By Christmas – one of the most important meals of the year - they’d run out of chicken but were still able to turn over a generous spread of pavlova, apple pie, roast vegetables, roast turkey, roast ham, pate and hot smoked salmon.
At prison, they love to bake
Today, Fairbanks is back in New Zealand, teaching prisoners to cook for about 250 inmates at Manawatū Prison. Those who earn kitchen roles learn food safety, safe working practices and even basic knife skills as NZQA unit standards which instructors can assess them on.
“They love to bake cakes, breads, pastries,” Fairbanks says, adding that fry bread is a crowd pleaser.
It’s supposed to be a national menu that rotates every four weeks but there are variations between each site, he says.
“We try not to veer from it too much. But it's good, healthy, home cooked food… We go through about 400kg of potatoes a week. It's all frozen veg. The only fresh veg we have is maybe some carrots, some onions, some cabbage, maybe a pumpkin.”
For Fairbanks, the job is about more than preparing meals.
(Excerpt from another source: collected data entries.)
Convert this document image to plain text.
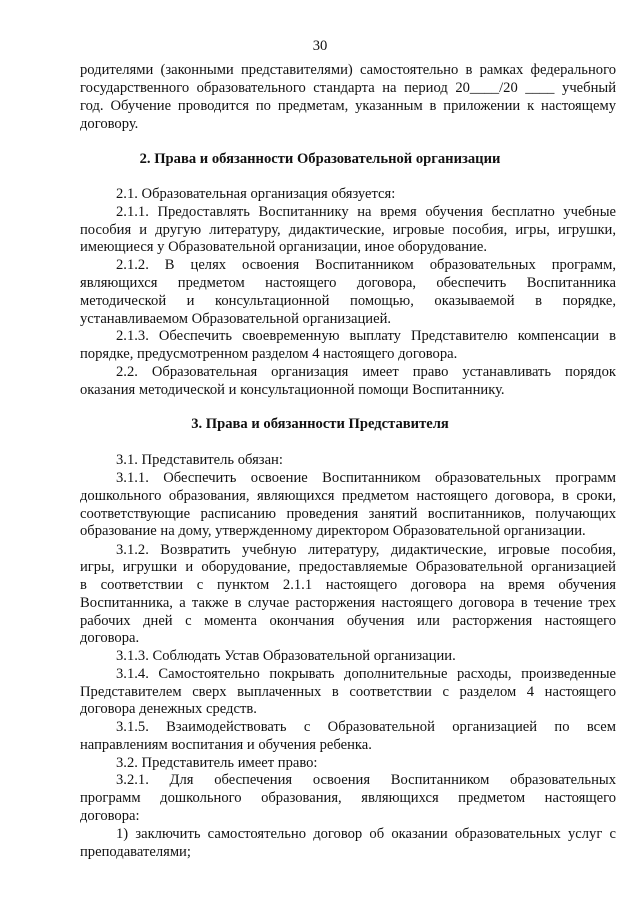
30
родителями (законными представителями) самостоятельно в рамках федерального
государственного образовательного стандарта на период 20____/20 ____ учебный
год. Обучение проводится по предметам, указанным в приложении к настоящему
договору.
2. Права и обязанности Образовательной организации
2.1. Образовательная организация обязуется:
2.1.1. Предоставлять Воспитаннику на время обучения бесплатно учебные
пособия и другую литературу, дидактические, игровые пособия, игры, игрушки,
имеющиеся у Образовательной организации, иное оборудование.
2.1.2. В целях освоения Воспитанником образовательных программ,
являющихся предметом настоящего договора, обеспечить Воспитанника
методической и консультационной помощью, оказываемой в порядке,
устанавливаемом Образовательной организацией.
2.1.3. Обеспечить своевременную выплату Представителю компенсации в
порядке, предусмотренном разделом 4 настоящего договора.
2.2. Образовательная организация имеет право устанавливать порядок
оказания методической и консультационной помощи Воспитаннику.
3. Права и обязанности Представителя
3.1. Представитель обязан:
3.1.1. Обеспечить освоение Воспитанником образовательных программ
дошкольного образования, являющихся предметом настоящего договора, в сроки,
соответствующие расписанию проведения занятий воспитанников, получающих
образование на дому, утвержденному директором Образовательной организации.
3.1.2. Возвратить учебную литературу, дидактические, игровые пособия,
игры, игрушки и оборудование, предоставляемые Образовательной организацией
в соответствии с пунктом 2.1.1 настоящего договора на время обучения
Воспитанника, а также в случае расторжения настоящего договора в течение трех
рабочих дней с момента окончания обучения или расторжения настоящего
договора.
3.1.3. Соблюдать Устав Образовательной организации.
3.1.4. Самостоятельно покрывать дополнительные расходы, произведенные
Представителем сверх выплаченных в соответствии с разделом 4 настоящего
договора денежных средств.
3.1.5. Взаимодействовать с Образовательной организацией по всем
направлениям воспитания и обучения ребенка.
3.2. Представитель имеет право:
3.2.1. Для обеспечения освоения Воспитанником образовательных
программ дошкольного образования, являющихся предметом настоящего
договора:
1) заключить самостоятельно договор об оказании образовательных услуг с
преподавателями;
The kitchen offers what he describes as a therapeutic space that separates them from their demons outside the four walls.
“They're traumatised either because of what they've done or because what they've had done to them at some point. So they need to talk about it.”
From the gastronomic capital of France to the stunning blank canvas of Scott’s Base in Antarctica – for a man who says surroundings influence food and cooking, the prison kitchen is apparently not such a grim place.
“I find [the kitchen in general] therapeutic because I know what it's done for me over the years … where it's taken me and how I've been lucky to travel and how I've been lucky to learn a different language and - I mean, I'm not saying it's been easy.
“I've worked with some people that probably should have been in jail and probably are in jail, and that's including myself, you know, I've been sitting at that crossroads where I could have gone that way, or I could have gone that way. And it's worked out good for me.”